Anxiety: Intense, excessive and persistent worry and fear about everyday situations. Fast heart rate, rapid breathing, sweating and feeling tired may occur.
Losing memory: Inability to remember events for a period of time, often due to brain injury, illness or the effects of drugs or alcohol.
COMMON CAUSES: Memory loss can have causes that aren’t due to underlying disease e.g. include ageing, stress or lack of sleep.
Bipolar disorder: A disorder associated with episodes of mood swings ranging from depressive lows to manic highs.
Depression: Depression happens to a person who is always under stress. Often the person who is afraid of something or a situation over which he has no control starts feeling tension, due to which pressure starts building on him.
Parkinson’s disease: A disorder of the central nervous system that affects movement, often including tremors.
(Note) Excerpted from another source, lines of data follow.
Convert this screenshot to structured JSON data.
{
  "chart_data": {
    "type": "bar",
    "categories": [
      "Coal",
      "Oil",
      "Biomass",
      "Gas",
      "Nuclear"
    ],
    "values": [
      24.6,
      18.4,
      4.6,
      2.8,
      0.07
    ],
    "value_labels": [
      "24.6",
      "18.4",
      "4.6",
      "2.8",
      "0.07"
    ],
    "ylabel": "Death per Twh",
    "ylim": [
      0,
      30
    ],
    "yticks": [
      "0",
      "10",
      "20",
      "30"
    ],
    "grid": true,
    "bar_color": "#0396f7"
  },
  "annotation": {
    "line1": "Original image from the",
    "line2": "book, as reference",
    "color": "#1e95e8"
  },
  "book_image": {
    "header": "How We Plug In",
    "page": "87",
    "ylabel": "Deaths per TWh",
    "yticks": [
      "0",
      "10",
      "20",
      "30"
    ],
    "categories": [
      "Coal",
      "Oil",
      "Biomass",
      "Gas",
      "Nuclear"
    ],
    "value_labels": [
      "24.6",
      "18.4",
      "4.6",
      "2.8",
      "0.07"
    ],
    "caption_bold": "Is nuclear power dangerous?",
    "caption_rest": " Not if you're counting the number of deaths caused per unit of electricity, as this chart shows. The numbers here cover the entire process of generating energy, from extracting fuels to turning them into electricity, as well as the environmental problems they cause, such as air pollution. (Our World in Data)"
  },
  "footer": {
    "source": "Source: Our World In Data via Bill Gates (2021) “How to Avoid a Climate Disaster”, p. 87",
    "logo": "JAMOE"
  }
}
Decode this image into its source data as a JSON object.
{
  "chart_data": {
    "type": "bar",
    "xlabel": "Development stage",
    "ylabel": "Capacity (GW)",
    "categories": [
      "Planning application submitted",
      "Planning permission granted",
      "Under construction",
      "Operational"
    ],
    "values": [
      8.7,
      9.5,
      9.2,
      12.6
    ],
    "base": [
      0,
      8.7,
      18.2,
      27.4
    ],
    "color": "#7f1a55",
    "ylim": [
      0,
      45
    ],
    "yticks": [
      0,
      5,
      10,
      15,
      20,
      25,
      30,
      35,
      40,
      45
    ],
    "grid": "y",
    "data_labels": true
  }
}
Nerve cell damage in the brain causes dopamine levels to drop, leading to the symptoms of Parkinson’s.
Hallucination: A perception of having seen, heard, touched, tasted or also smelled something that wasn’t actually there.
COMMON CAUSES: Hallucinations can have causes that aren’t due to underlying disease e.g. include drug intoxication.
Tension: Stress can be understood as any physical, chemical as well as emotional factors that causes physical and mental discomfort and can become a factor in disease formation. Physical or chemical factors that can cause stress include shock, infection, poison, disease, and any type of injury.
Dementia: A group of thinking and social symptoms that interferes with daily functioning.
Not a specific disease, dementia is a group of conditions characterized by impairment of at least two brain functions, such as memory loss and judgement.
Delusion: A belief or altered reality that is persistently held despite evidence or agreement to the contrary, generally in reference to a mental disorder.